[religious brainwash] Lets Sell These People a Piece of Blue Sky Hubbard, Dianetics and Scientology #2/195

A very nasty “prenatal engram” indeed; perhaps explaining my backache, my slight near-sightedness, or my current intense depression.

I was a romantic teenager, deeply upset by the end of a love affair. I wanted help and I thought that L. Ron Hubbard could provide that help. A year before, a Zen teacher had warned me to join only groups where all the members had something I wanted. The people I met at the Scientology “Mission” all seemed unusually cheerful. They were confident and positive about life. Qualities I sorely needed. I had met Moonies, Hare Krishnas, and Children of God, but Scientologists had an easy cheerfulness, not the hysterical euphoria I had seen in these “cult” converts.

Within a few weeks, I moved into the house where most of the Mission staff lived. I asked my Scientologist room-mate if he had any pet-hates. He smiled broadly and said, “Only wogs.” I was startled, and launched into a defense of dark-skinned people. He laughed, and explained that “wog” was a Hubbardism for all “non-Scientologists.” This gave me pause for thought, but I dismissed it as an unfortunate turn of phrase. I thought that Hubbard probably did not realize how racially offensive the term is in Great Britain.

I became intrigued by the many claims Hubbard had made about himself. In the 1930s he had been an explorer. A trained nuclear physicist, he had applied the rigorous precision of Western science to the profound philosophy of the East, which he had encountered at first hand in his teens in China, Tibet and India. One of Freud’s disciples had trained him in psycho-analysis. During the Second World War Hubbard had distinguished himself as a squadron commander in the US Navy, sinking U-boats and receiving no less than 27 medals and awards.2The end of the war found him in a military hospital, “crippled and blinded.”3Applying scientific method to Eastern philosophy, and marrying the results with Freudian analysis, Hubbard claimed to have cured himself completely. Out of this miracle cure came Dianetics. Because of his experience of “man’s inhumanity to man”4in the war, he had continued his research and brought Scientology into being.

The young woman who ran the Scientology Mission was attractive, intelligent, and bubbling with enthusiasm. She was a “Clear,” having “erased” her Reactive Mind, and seemed living proof of the efficacy of the system. The five Mission staff members generated a friendly atmosphere. They listened to whatever I had to say and steered me towards a more optimistic state of mind. I was convinced that they were genuinely interested in my well-being, and found their positive attitude very helpful.
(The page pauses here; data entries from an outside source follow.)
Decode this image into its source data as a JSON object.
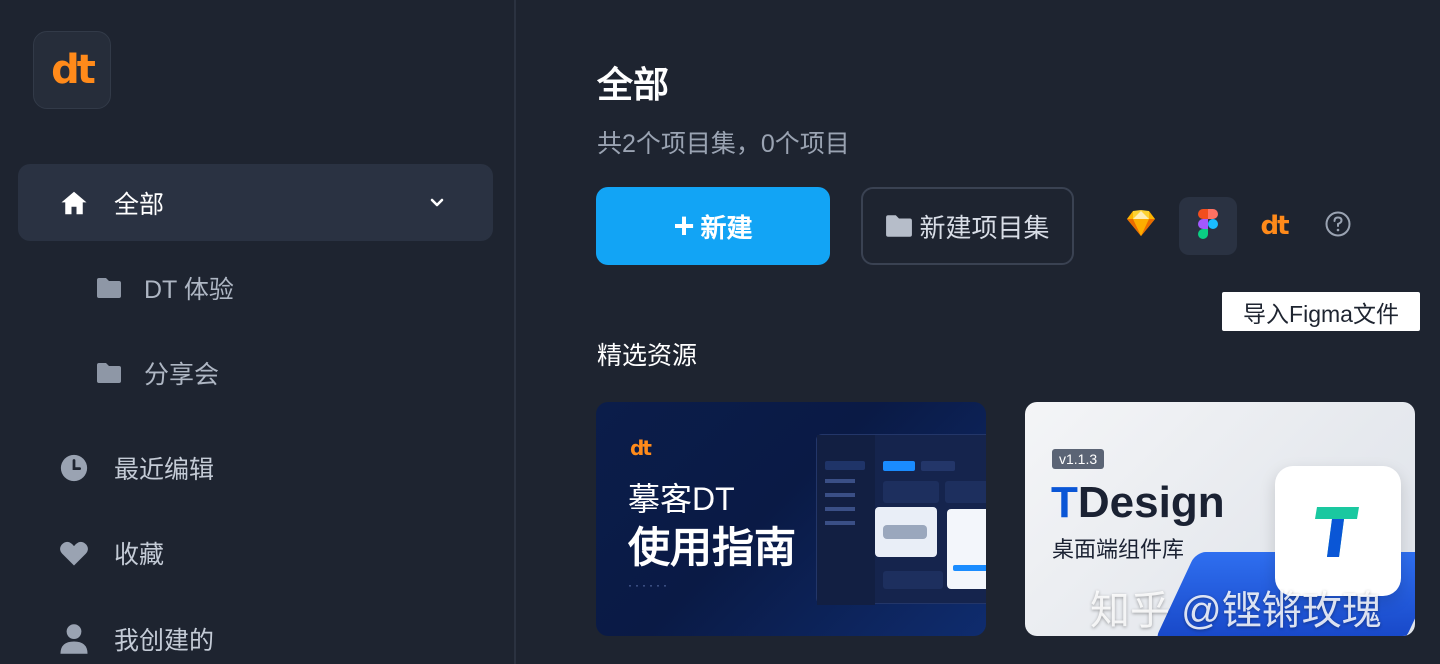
{
  "sidebar": {
    "logo_text": "dt",
    "items": [
      {
        "label": "全部",
        "icon": "home-icon",
        "expanded": true
      },
      {
        "label": "DT 体验",
        "icon": "folder-icon"
      },
      {
        "label": "分享会",
        "icon": "folder-icon"
      },
      {
        "label": "最近编辑",
        "icon": "clock-icon"
      },
      {
        "label": "收藏",
        "icon": "heart-icon"
      },
      {
        "label": "我创建的",
        "icon": "user-icon"
      }
    ]
  },
  "main": {
    "title": "全部",
    "subtitle": "共2个项目集，0个项目",
    "new_button": "新建",
    "new_folder_button": "新建项目集",
    "tools": {
      "sketch_icon": "sketch-icon",
      "figma_icon": "figma-icon",
      "dt_label": "dt",
      "help_icon": "help-icon"
    },
    "tooltip": "导入Figma文件",
    "section_title": "精选资源",
    "cards": [
      {
        "logo": "dt",
        "line1": "摹客DT",
        "line2": "使用指南",
        "dots": "······"
      },
      {
        "badge": "v1.1.3",
        "title_t": "T",
        "title_rest": "Design",
        "subtitle": "桌面端组件库"
      }
    ]
  },
  "watermark": "知乎 @铿锵玫瑰",
  "colors": {
    "background": "#1e2430",
    "primary": "#12a4f5",
    "brand_orange": "#ff8a1a",
    "active_bg": "#2a3242"
  }
}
Scientology Organizations are eager to make new converts, and all Scientologists who are not Organization staff members are designated “Field Staff Members,” or FSMs, and are expected to recruit new people. Desperately wanting to help, I became a full-time FSM. Before I really knew anything about Scientology, I was recruiting everyone I could. I did “body-routing” from the street, which is to say “routing” people’s “bodies” into the Mission.

I was “drilled” step by step, by an experienced Scientologist. Pretending to be a member of the public, the coach dreamed up situations. If I made a mistake the coach would say “flunk,” and the mistake would be explained. Then the coach would repeat the phrase and the gestures I had mishandled. Through the drills I was meant to become confident in real life situations. The drills often took strange turns. One coach asked if I wanted to “screw” her. I was flunked for not simply excusing myself. She explained that we were not trying to interest prostitutes in Scientology. Homosexuals, Communists, journalists and the mentally deranged were not to be approached either. Scientology’s goal was to “make the able more able.”
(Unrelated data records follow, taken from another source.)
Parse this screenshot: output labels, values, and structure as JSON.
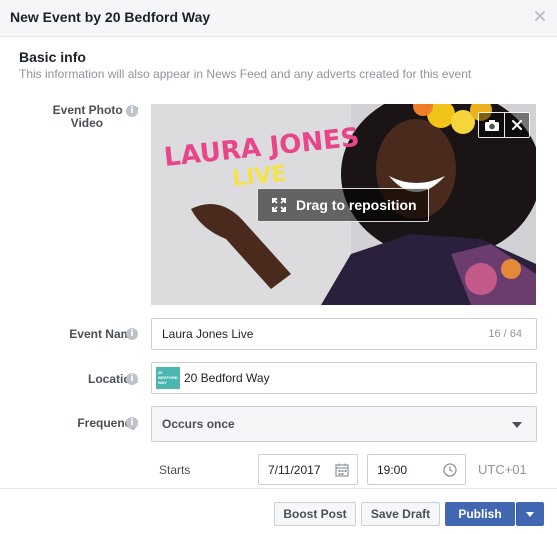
{
  "dialog": {
    "title": "New Event by 20 Bedford Way"
  },
  "section": {
    "title": "Basic info",
    "subtitle": "This information will also appear in News Feed and any adverts created for this event"
  },
  "photo": {
    "label_line1": "Event Photo or",
    "label_line2": "Video",
    "overlay_text_1": "LAURA JONES",
    "overlay_text_2": "LIVE",
    "drag_label": "Drag to reposition"
  },
  "event_name": {
    "label": "Event Name",
    "value": "Laura Jones Live",
    "counter": "16 / 64"
  },
  "location": {
    "label": "Location",
    "value": "20 Bedford Way",
    "thumb_text": "20 BEDFORD WAY"
  },
  "frequency": {
    "label": "Frequency",
    "value": "Occurs once"
  },
  "starts": {
    "label": "Starts",
    "date": "7/11/2017",
    "time": "19:00",
    "timezone": "UTC+01"
  },
  "buttons": {
    "boost": "Boost Post",
    "save_draft": "Save Draft",
    "publish": "Publish"
  },
  "colors": {
    "primary": "#4267b2",
    "header_bg": "#f5f6f7",
    "muted": "#90949c",
    "pink_title": "#e8458b",
    "yellow_live": "#f3e24a"
  }
}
I would introduce myself to someone on the street as if I was conducting a survey. I would ask “What would you most like to be?,” then “most like to do?,” then “have?.” The questions were purely a device to start people talking. As soon as they did, I would slip into Hubbard’s “Dissemination drill”5by saying I was a Scientologist, and dealing with any negative response by attacking the person’s source of information. If someone said, “Didn’t the Australians ban Scientology?” I would say, “Where did you hear that?” They would almost inevitably say, “In the newspapers.” This could often be dismissed with “Well, you can’t believe anythingyou read in the papers,” diverting attention from the complaint. It sounds remarkable, but many people would agree, and abandon their criticism. This trained tactic underlies Scientology’s self-defense: divert the critic, attack the source not the information.

Next, I was told to direct the person to their “ruin”; whatever they thought was ruining their life.